The 46-year-old research submarine, here just before a dive in the Gulf of Mexico in November, has made more than 4,600 ocean trips. Over the next year and a half it will be renovated.
A deep-diving submersible named Alvin made one final trip to the ocean floor this week, before being hauled ashore for an extensive, 18-month makeover.
This is proving to be a time of nostalgia and anticipation for the people who have tended the famous sub, lovingly, for many years.
Bruce Strickrott manages Alvin's operations aboard the sub's mother ship, the Atlantis.
Bruce Strickrott manages Alvin's operations aboard the sub's mother ship, the Atlantis. Richard Harris/NPR
Alvin is in essence a 6-foot-diameter titanium sphere, armed with a battery pack, propellers, a few small windows and life support for the three people who squeeze into it. It carries an armament of cameras, lights and grappling arms.
But to Alvin expedition leader Bruce Strickrott, this red-and-white sub also has quite a personality. "It's almost like it's a little prince that demands the attention of all these underlings," he says. "I just happen to be one of the more senior underlings right now."
On this late-November day, Strickrott is sitting in a chair up on the Alvin's mother ship, the Atlantis, as Alvin pokes around on the floor of the Gulf of Mexico. It's probing damage caused by the Gulf oil spill.
Not Just A Machine
Pilot Sean Kelley checks in occasionally, over a communication link that pulses sound waves through more than half a mile of ocean water.
Strickrott responds, then leans back and a takes a few minutes to reflect on Alvin's long and versatile career. Based at the Woods Hole Oceanographic Institution on Cape Cod, Alvin has made getting to the bottom of the ocean for scientific research both remarkable and routine. In good weather, the sub can dive every day, and since 1964, it has accumulated well over 4,600 trips to the seafloor. To Strickrott, it's not just a machine.
"Boy, do I have a relationship with Alvin," he says. "Does it have personality? It absolutely does. I dove yesterday and from the moment I got into the water until I got to the bottom, the submarine was testing me to see what I could do."
Among its exploits over the past 46 years: It found a wayward hydrogen bomb that fell into the Mediterranean in 1966. More recently, Alvin poked around the carcass of the Titanic.
"But if you ask scientists about what Alvin is famous for," Strickrott says, "I think the majority would tell you that the sub is famous for finding hydrothermal vents and taking people down there and exposing them to things they just didn't expect to see."
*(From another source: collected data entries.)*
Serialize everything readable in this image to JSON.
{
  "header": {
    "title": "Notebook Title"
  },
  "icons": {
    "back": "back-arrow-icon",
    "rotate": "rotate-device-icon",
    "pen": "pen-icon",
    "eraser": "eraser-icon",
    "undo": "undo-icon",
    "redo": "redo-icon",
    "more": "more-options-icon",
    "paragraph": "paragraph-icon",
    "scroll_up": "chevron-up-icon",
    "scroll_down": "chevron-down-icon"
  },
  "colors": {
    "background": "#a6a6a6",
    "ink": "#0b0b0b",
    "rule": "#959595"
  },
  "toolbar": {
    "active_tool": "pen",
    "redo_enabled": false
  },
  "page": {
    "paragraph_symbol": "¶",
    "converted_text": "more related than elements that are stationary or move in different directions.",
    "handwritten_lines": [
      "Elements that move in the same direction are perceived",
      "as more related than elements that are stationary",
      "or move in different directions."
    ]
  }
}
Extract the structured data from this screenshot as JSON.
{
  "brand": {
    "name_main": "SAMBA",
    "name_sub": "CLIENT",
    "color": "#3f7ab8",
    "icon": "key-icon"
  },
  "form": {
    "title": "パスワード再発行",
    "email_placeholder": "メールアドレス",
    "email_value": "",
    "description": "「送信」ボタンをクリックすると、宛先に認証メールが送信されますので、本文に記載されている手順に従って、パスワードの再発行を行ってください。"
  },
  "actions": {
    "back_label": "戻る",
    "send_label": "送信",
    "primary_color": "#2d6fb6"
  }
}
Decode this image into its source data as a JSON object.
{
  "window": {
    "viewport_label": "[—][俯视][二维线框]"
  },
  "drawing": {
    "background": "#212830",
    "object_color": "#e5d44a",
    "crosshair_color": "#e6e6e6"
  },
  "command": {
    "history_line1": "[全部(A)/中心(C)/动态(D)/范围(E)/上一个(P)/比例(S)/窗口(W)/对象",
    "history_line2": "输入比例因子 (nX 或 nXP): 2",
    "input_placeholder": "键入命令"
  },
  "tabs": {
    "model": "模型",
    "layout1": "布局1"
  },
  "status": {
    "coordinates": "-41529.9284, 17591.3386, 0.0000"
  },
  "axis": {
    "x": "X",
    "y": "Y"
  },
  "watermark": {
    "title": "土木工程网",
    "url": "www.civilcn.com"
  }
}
People who ride to the seafloor in the Alvin for the first time are greeted back on deck the mother ship Atlantis with a bath of ice water. It’s all in fun, of course. NPR's Richard Harris dived on Nov. 28. After about five hours on the seafloor, where temperatures hung around 43 degrees Fahrenheit in the unheated submarine, you might say the topside splash was icing on the cake. But Harris got off lucky — another first-timer on the November trip was doused with 10 gallons of brine, which had been chilled to 20 degrees Fahrenheit, followed by five large buckets of ice water.
Those vents of hot water from deep under the seafloor feed remarkable and thriving ecosystems far from the light of day.
They are often found in places where molten rock is pushing up from deep inside the Earth. They are visual proof that the world's continents are on the move. That's direct evidence of a central theory of geology, plate tectonics.
'An Elevator For Egos'?
In more recent years, robotic vehicles operating on tethers have been able to perform most of the tasks that Alvin pioneered. That's led to some existential questions about the need for a manned sub.
"Now, there are some people who argue that a submarine is nothing more than an elevator for egos," Strickrott says.
And while there's no denying it's a heady experience to travel to the bottom of the sea, he says there is still something intangible, and valuable, about having people actually there, peering out the windows.
In 2004, a committee at the National Academy of Sciences agreed that manned exploration of the seafloor was worthwhile enough to build a replacement for Alvin. But when the National Science Foundation watched the budget for that project balloon from $23 million to $50 million, they decided to scale back.
Instead, they're taking on the project in steps. Step 1 will include a brand new, 3-inch-thick titanium hull, equipped with more windows, more interior space and updated electronic controls.
"Right now in the submarine, if you want to turn on a light, it looks like Apollo," Strickrott says. "You reach up and you turn a switch and the light goes on."
Video: Alvin At Sea
This video, produced by Tom Lanagan, an engineer with the Alvin program, is a glimpse into life at sea.
Computer touch-screens will take over most of those functions.
Staying the same — at least for the time being — will be the batteries and the propellers that allow the pilot to maneuver Alvin. And until the batteries are updated, Alvin will be limited to its current, albeit impressive depth limit of 2.8 miles beneath the waves. That lets Alvin get to about 85 percent of the world's seafloor, Strickrott says.
Once the technical challenges — and the funding — are sorted out for new high-performance batteries, Alvin will be able to dive down four miles, expanding the horizon for more human exploration of the abyss.